The NO/cGMP pathway is a well-established regulator of fibroblast activation and cardiac fibrosis.26,
Interestingly, our study also revealed that iNOS levels were largely unaffected by relaxin, except for a significant reduction in the L-NAME group. This suggests that the NO production responsible for relaxin’s antifibrotic effects may be primarily derived from endothelial nitric oxide synthase (eNOS) or neuronal nitric oxide synthase (nNOS) rather than iNOS. Inducible nitric oxide synthase is typically associated with inflammation and the production of large amounts of NO during inflammatory responses, which can contribute to oxidative stress and tissue damage.29 The lack of significant changes in iNOS levels in our study implies that fibrosis induced by Ang II in CFs may not be driven by an inflammatory mechanism, and that relaxin’s effects are more likely related to the regulation of protective NO signaling pathways via eNOS or nNOS. This is consistent with findings by Chow et al,30 who demonstrated that relaxin primarily modulates NO production through eNOS and that this mechanism is crucial for its cardiovascular protective effects.
In our experiment, the lack of significant changes in iNOS levels, except for the reduction in the L-NAME group, indicates that iNOS may not play a major role in Ang II-induced fibrosis in CFs.

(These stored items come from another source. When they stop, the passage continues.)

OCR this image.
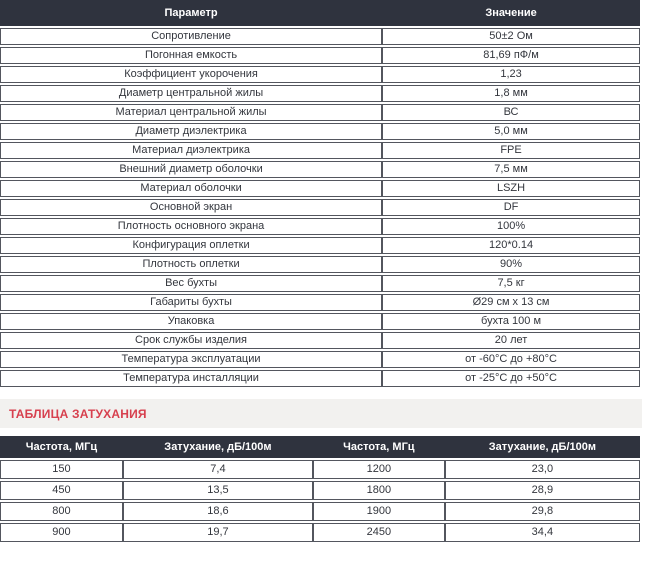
Параметр	Значение
Сопротивление	50±2 Ом
Погонная емкость	81,69 пФ/м
Коэффициент укорочения	1,23
Диаметр центральной жилы	1,8 мм
Материал центральной жилы	ВС
Диаметр диэлектрика	5,0 мм
Материал диэлектрика	FPE
Внешний диаметр оболочки	7,5 мм
Материал оболочки	LSZH
Основной экран	DF
Плотность основного экрана	100%
Конфигурация оплетки	120*0.14
Плотность оплетки	90%
Вес бухты	7,5 кг
Габариты бухты	Ø29 см x 13 см
Упаковка	бухта 100 м
Срок службы изделия	20 лет
Температура эксплуатации	от -60°C до +80°C
Температура инсталляции	от -25°C до +50°C
ТАБЛИЦА ЗАТУХАНИЯ
Частота, МГц	Затухание, дБ/100м	Частота, МГц	Затухание, дБ/100м
150	7,4	1200	23,0
450	13,5	1800	28,9
800	18,6	1900	29,8
900	19,7	2450	34,4
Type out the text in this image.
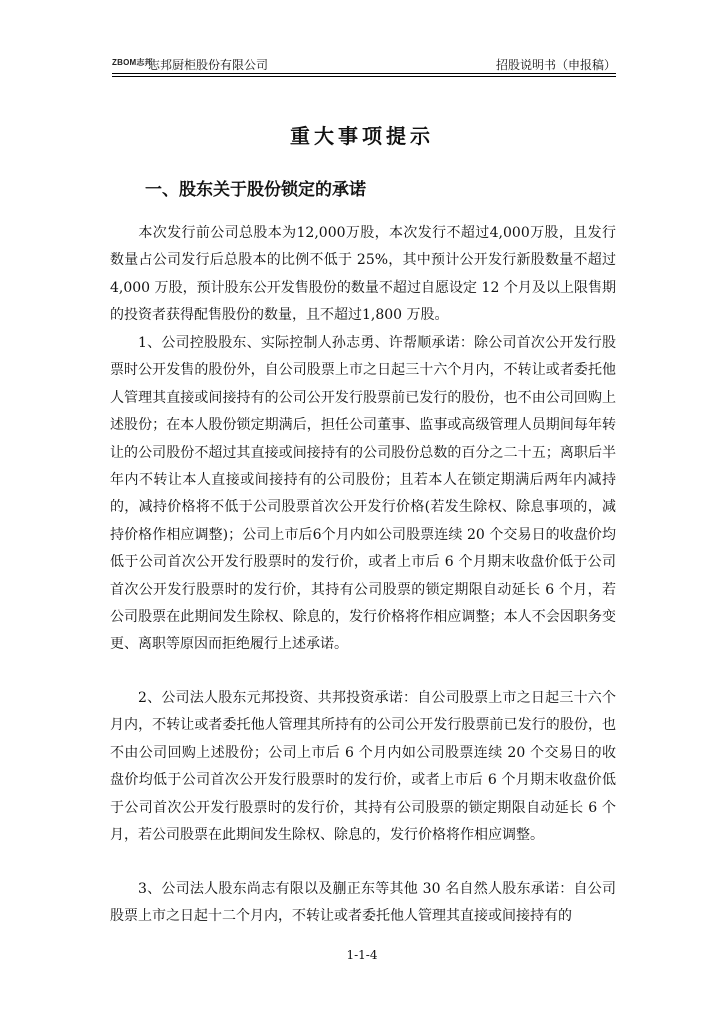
ZBOM志邦
志邦厨柜股份有限公司	招股说明书（申报稿）
重大事项提示
一、股东关于股份锁定的承诺

本次发行前公司总股本为12,000万股，本次发行不超过4,000万股，且发行数量占公司发行后总股本的比例不低于 25%，其中预计公开发行新股数量不超过 4,000 万股，预计股东公开发售股份的数量不超过自愿设定 12 个月及以上限售期的投资者获得配售股份的数量，且不超过1,800 万股。

1、公司控股股东、实际控制人孙志勇、许帮顺承诺：除公司首次公开发行股票时公开发售的股份外，自公司股票上市之日起三十六个月内，不转让或者委托他人管理其直接或间接持有的公司公开发行股票前已发行的股份，也不由公司回购上述股份；在本人股份锁定期满后，担任公司董事、监事或高级管理人员期间每年转让的公司股份不超过其直接或间接持有的公司股份总数的百分之二十五；离职后半年内不转让本人直接或间接持有的公司股份；且若本人在锁定期满后两年内减持的，减持价格将不低于公司股票首次公开发行价格(若发生除权、除息事项的，减持价格作相应调整)；公司上市后6个月内如公司股票连续 20 个交易日的收盘价均低于公司首次公开发行股票时的发行价，或者上市后 6 个月期末收盘价低于公司首次公开发行股票时的发行价，其持有公司股票的锁定期限自动延长 6 个月，若公司股票在此期间发生除权、除息的，发行价格将作相应调整；本人不会因职务变更、离职等原因而拒绝履行上述承诺。

2、公司法人股东元邦投资、共邦投资承诺：自公司股票上市之日起三十六个月内，不转让或者委托他人管理其所持有的公司公开发行股票前已发行的股份，也不由公司回购上述股份；公司上市后 6 个月内如公司股票连续 20 个交易日的收盘价均低于公司首次公开发行股票时的发行价，或者上市后 6 个月期末收盘价低于公司首次公开发行股票时的发行价，其持有公司股票的锁定期限自动延长 6 个月，若公司股票在此期间发生除权、除息的，发行价格将作相应调整。

3、公司法人股东尚志有限以及蒯正东等其他 30 名自然人股东承诺：自公司股票上市之日起十二个月内，不转让或者委托他人管理其直接或间接持有的

1-1-4
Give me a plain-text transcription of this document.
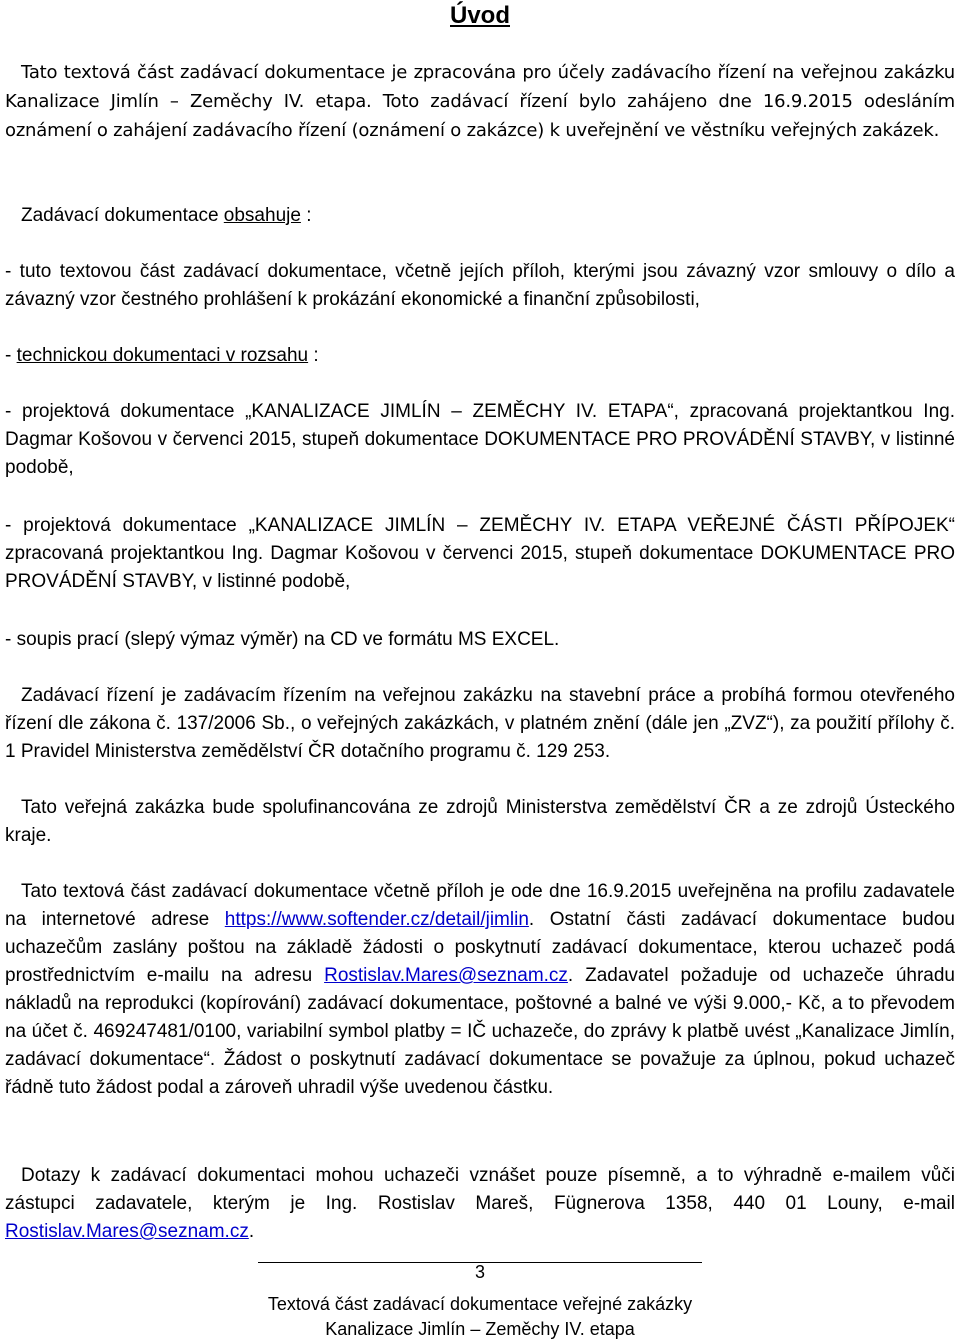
Úvod
Tato textová část zadávací dokumentace je zpracována pro účely zadávacího řízení na veřejnou zakázku Kanalizace Jimlín – Zeměchy IV. etapa. Toto zadávací řízení bylo zahájeno dne 16.9.2015 odesláním oznámení o zahájení zadávacího řízení (oznámení o zakázce) k uveřejnění ve věstníku veřejných zakázek.
Zadávací dokumentace obsahuje :
- tuto textovou část zadávací dokumentace, včetně jejích příloh, kterými jsou závazný vzor smlouvy o dílo a závazný vzor čestného prohlášení k prokázání ekonomické a finanční způsobilosti,
- technickou dokumentaci v rozsahu :
- projektová dokumentace „KANALIZACE JIMLÍN – ZEMĚCHY IV. ETAPA“, zpracovaná projektantkou Ing. Dagmar Košovou v červenci 2015, stupeň dokumentace DOKUMENTACE PRO PROVÁDĚNÍ STAVBY, v listinné podobě,
- projektová dokumentace „KANALIZACE JIMLÍN – ZEMĚCHY IV. ETAPA VEŘEJNÉ ČÁSTI PŘÍPOJEK“ zpracovaná projektantkou Ing. Dagmar Košovou v červenci 2015, stupeň dokumentace DOKUMENTACE PRO PROVÁDĚNÍ STAVBY, v listinné podobě,
- soupis prací (slepý výmaz výměr) na CD ve formátu MS EXCEL.
Zadávací řízení je zadávacím řízením na veřejnou zakázku na stavební práce a probíhá formou otevřeného řízení dle zákona č. 137/2006 Sb., o veřejných zakázkách, v platném znění (dále jen „ZVZ“), za použití přílohy č. 1 Pravidel Ministerstva zemědělství ČR dotačního programu č. 129 253.
Tato veřejná zakázka bude spolufinancována ze zdrojů Ministerstva zemědělství ČR a ze zdrojů Ústeckého kraje.
Tato textová část zadávací dokumentace včetně příloh je ode dne 16.9.2015 uveřejněna na profilu zadavatele na internetové adrese https://www.softender.cz/detail/jimlin. Ostatní části zadávací dokumentace budou uchazečům zaslány poštou na základě žádosti o poskytnutí zadávací dokumentace, kterou uchazeč podá prostřednictvím e-mailu na adresu Rostislav.Mares@seznam.cz. Zadavatel požaduje od uchazeče úhradu nákladů na reprodukci (kopírování) zadávací dokumentace, poštovné a balné ve výši 9.000,- Kč, a to převodem na účet č. 469247481/0100, variabilní symbol platby = IČ uchazeče, do zprávy k platbě uvést „Kanalizace Jimlín, zadávací dokumentace“. Žádost o poskytnutí zadávací dokumentace se považuje za úplnou, pokud uchazeč řádně tuto žádost podal a zároveň uhradil výše uvedenou částku.
Dotazy k zadávací dokumentaci mohou uchazeči vznášet pouze písemně, a to výhradně e-mailem vůči zástupci zadavatele, kterým je Ing. Rostislav Mareš, Fügnerova 1358, 440 01 Louny, e-mail Rostislav.Mares@seznam.cz.
3
Textová část zadávací dokumentace veřejné zakázky
Kanalizace Jimlín – Zeměchy IV. etapa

It is possible that other factors, such as eNOS or transforming growth factor beta (TGF-β) signaling, may be more important in this context, and further studies are needed to clarify the specific contributions of different NOS isoforms to the fibrotic process in CFs.

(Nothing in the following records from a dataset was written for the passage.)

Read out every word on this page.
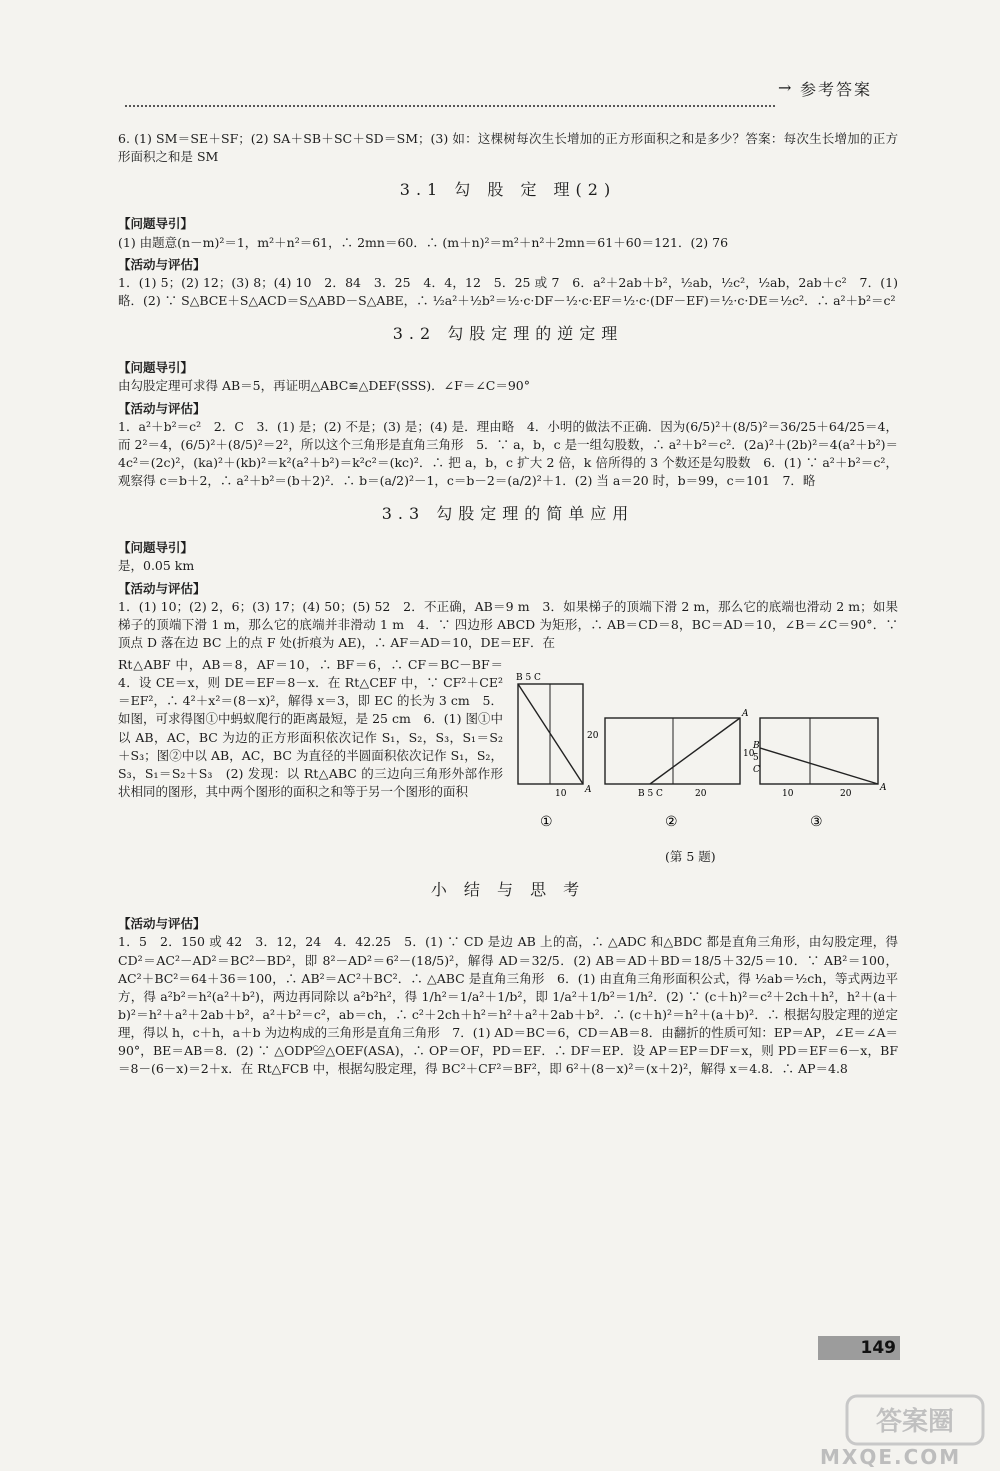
→ 参考答案

6. (1) SM＝SE＋SF；(2) SA＋SB＋SC＋SD＝SM；(3) 如：这棵树每次生长增加的正方形面积之和是多少？答案：每次生长增加的正方形面积之和是 SM

3.1 勾 股 定 理(2)
【问题导引】

(1) 由题意(n－m)²＝1，m²＋n²＝61，∴ 2mn＝60．∴ (m＋n)²＝m²＋n²＋2mn＝61＋60＝121．(2) 76

【活动与评估】

1．(1) 5；(2) 12；(3) 8；(4) 10　2．84　3．25　4．4，12　5．25 或 7　6．a²＋2ab＋b²，½ab，½c²，½ab，2ab＋c²　7．(1) 略．(2) ∵ S△BCE＋S△ACD＝S△ABD－S△ABE，∴ ½a²＋½b²＝½·c·DF－½·c·EF＝½·c·(DF－EF)＝½·c·DE＝½c²．∴ a²＋b²＝c²

3.2 勾股定理的逆定理
【问题导引】

由勾股定理可求得 AB＝5，再证明△ABC≌△DEF(SSS)．∠F＝∠C＝90°

【活动与评估】

1．a²＋b²＝c²　2．C　3．(1) 是；(2) 不是；(3) 是；(4) 是．理由略　4．小明的做法不正确．因为(6/5)²＋(8/5)²＝36/25＋64/25＝4，而 2²＝4，(6/5)²＋(8/5)²＝2²，所以这个三角形是直角三角形　5．∵ a，b，c 是一组勾股数，∴ a²＋b²＝c²．(2a)²＋(2b)²＝4(a²＋b²)＝4c²＝(2c)²，(ka)²＋(kb)²＝k²(a²＋b²)＝k²c²＝(kc)²．∴ 把 a，b，c 扩大 2 倍，k 倍所得的 3 个数还是勾股数　6．(1) ∵ a²＋b²＝c²，观察得 c＝b＋2，∴ a²＋b²＝(b＋2)²．∴ b＝(a/2)²－1，c＝b－2＝(a/2)²＋1．(2) 当 a＝20 时，b＝99，c＝101　7．略

3.3 勾股定理的简单应用
【问题导引】

是，0.05 km

【活动与评估】

1．(1) 10；(2) 2，6；(3) 17；(4) 50；(5) 52　2．不正确，AB＝9 m　3．如果梯子的顶端下滑 2 m，那么它的底端也滑动 2 m；如果梯子的顶端下滑 1 m，那么它的底端并非滑动 1 m　4．∵ 四边形 ABCD 为矩形，∴ AB＝CD＝8，BC＝AD＝10，∠B＝∠C＝90°．∵ 顶点 D 落在边 BC 上的点 F 处(折痕为 AE)，∴ AF＝AD＝10，DE＝EF．在

Rt△ABF 中，AB＝8，AF＝10，∴ BF＝6，∴ CF＝BC－BF＝4．设 CE＝x，则 DE＝EF＝8－x．在 Rt△CEF 中，∵ CF²＋CE²＝EF²，∴ 4²＋x²＝(8－x)²，解得 x＝3，即 EC 的长为 3 cm　5．如图，可求得图①中蚂蚁爬行的距离最短，是 25 cm　6．(1) 图①中以 AB，AC，BC 为边的正方形面积依次记作 S₁，S₂，S₃，S₁＝S₂＋S₃；图②中以 AB，AC，BC 为直径的半圆面积依次记作 S₁，S₂，S₃，S₁＝S₂＋S₃　(2) 发现：以 Rt△ABC 的三边向三角形外部作形状相同的图形，其中两个图形的面积之和等于另一个图形的面积

B 5 C
20
10 A	B 5 C	20
10
A
B
5
C
10	20
A
①	②	③
(第 5 题)
小 结 与 思 考
【活动与评估】

1．5　2．150 或 42　3．12，24　4．42.25　5．(1) ∵ CD 是边 AB 上的高，∴ △ADC 和△BDC 都是直角三角形，由勾股定理，得 CD²＝AC²－AD²＝BC²－BD²，即 8²－AD²＝6²－(18/5)²，解得 AD＝32/5．(2) AB＝AD＋BD＝18/5＋32/5＝10．∵ AB²＝100，AC²＋BC²＝64＋36＝100，∴ AB²＝AC²＋BC²．∴ △ABC 是直角三角形　6．(1) 由直角三角形面积公式，得 ½ab＝½ch，等式两边平方，得 a²b²＝h²(a²＋b²)，两边再同除以 a²b²h²，得 1/h²＝1/a²＋1/b²，即 1/a²＋1/b²＝1/h²．(2) ∵ (c＋h)²＝c²＋2ch＋h²，h²＋(a＋b)²＝h²＋a²＋2ab＋b²，a²＋b²＝c²，ab＝ch，∴ c²＋2ch＋h²＝h²＋a²＋2ab＋b²．∴ (c＋h)²＝h²＋(a＋b)²．∴ 根据勾股定理的逆定理，得以 h，c＋h，a＋b 为边构成的三角形是直角三角形　7．(1) AD＝BC＝6，CD＝AB＝8．由翻折的性质可知：EP＝AP，∠E＝∠A＝90°，BE＝AB＝8．(2) ∵ △ODP≌△OEF(ASA)，∴ OP＝OF，PD＝EF．∴ DF＝EP．设 AP＝EP＝DF＝x，则 PD＝EF＝6－x，BF＝8－(6－x)＝2＋x．在 Rt△FCB 中，根据勾股定理，得 BC²＋CF²＝BF²，即 6²＋(8－x)²＝(x＋2)²，解得 x＝4.8．∴ AP＝4.8

149
答案圈
MXQE.COM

While this study offers important insights into relaxin’s role in cardiac fibrosis via the NO/cGMP pathway, some limitations must be noted. First, the use of isolated CFs in vitro may not fully capture the complexity of cardiac fibrosis in vivo. Future studies in animal models or clinical samples are needed to validate these findings. Second, while we focused on the NO/cGMP pathway, other pathways like PI3K/Akt and TGF-β may also contribute to relaxin’s effects and were not explored here. Lastly, iNOS levels were largely unaffected in our study, and its role in cardiac fibrosis, particularly under inflammatory conditions, remains unclear. Further research is needed to better understand iNOS’s involvement and its potential interaction with relaxin.
Conclusion
This study demonstrates that relaxin plays a key role in inhibiting Ang II-induced cardiac fibrosis through the activation of the NO/cGMP signaling pathway. By restoring NO and cGMP levels, relaxin reduces fibroblast activation, collagen synthesis, and migration. The involvement of the NO/cGMP pathway was confirmed by using inhibitors like L-NAME and ODQ, indicating its essential role in relaxin’s antifibrotic effects. While iNOS levels remained relatively unchanged, the role of eNOS and nNOS may be more prominent in this context. Future research should focus on validating these findings in animal models or clinical settings, as well as exploring other potential pathways involved in relaxin’s antifibrotic actions, such as PI3K/Akt and TGF-β. Expanding this understanding could lead to the development of novel therapies for cardiac fibrosis and related heart conditions.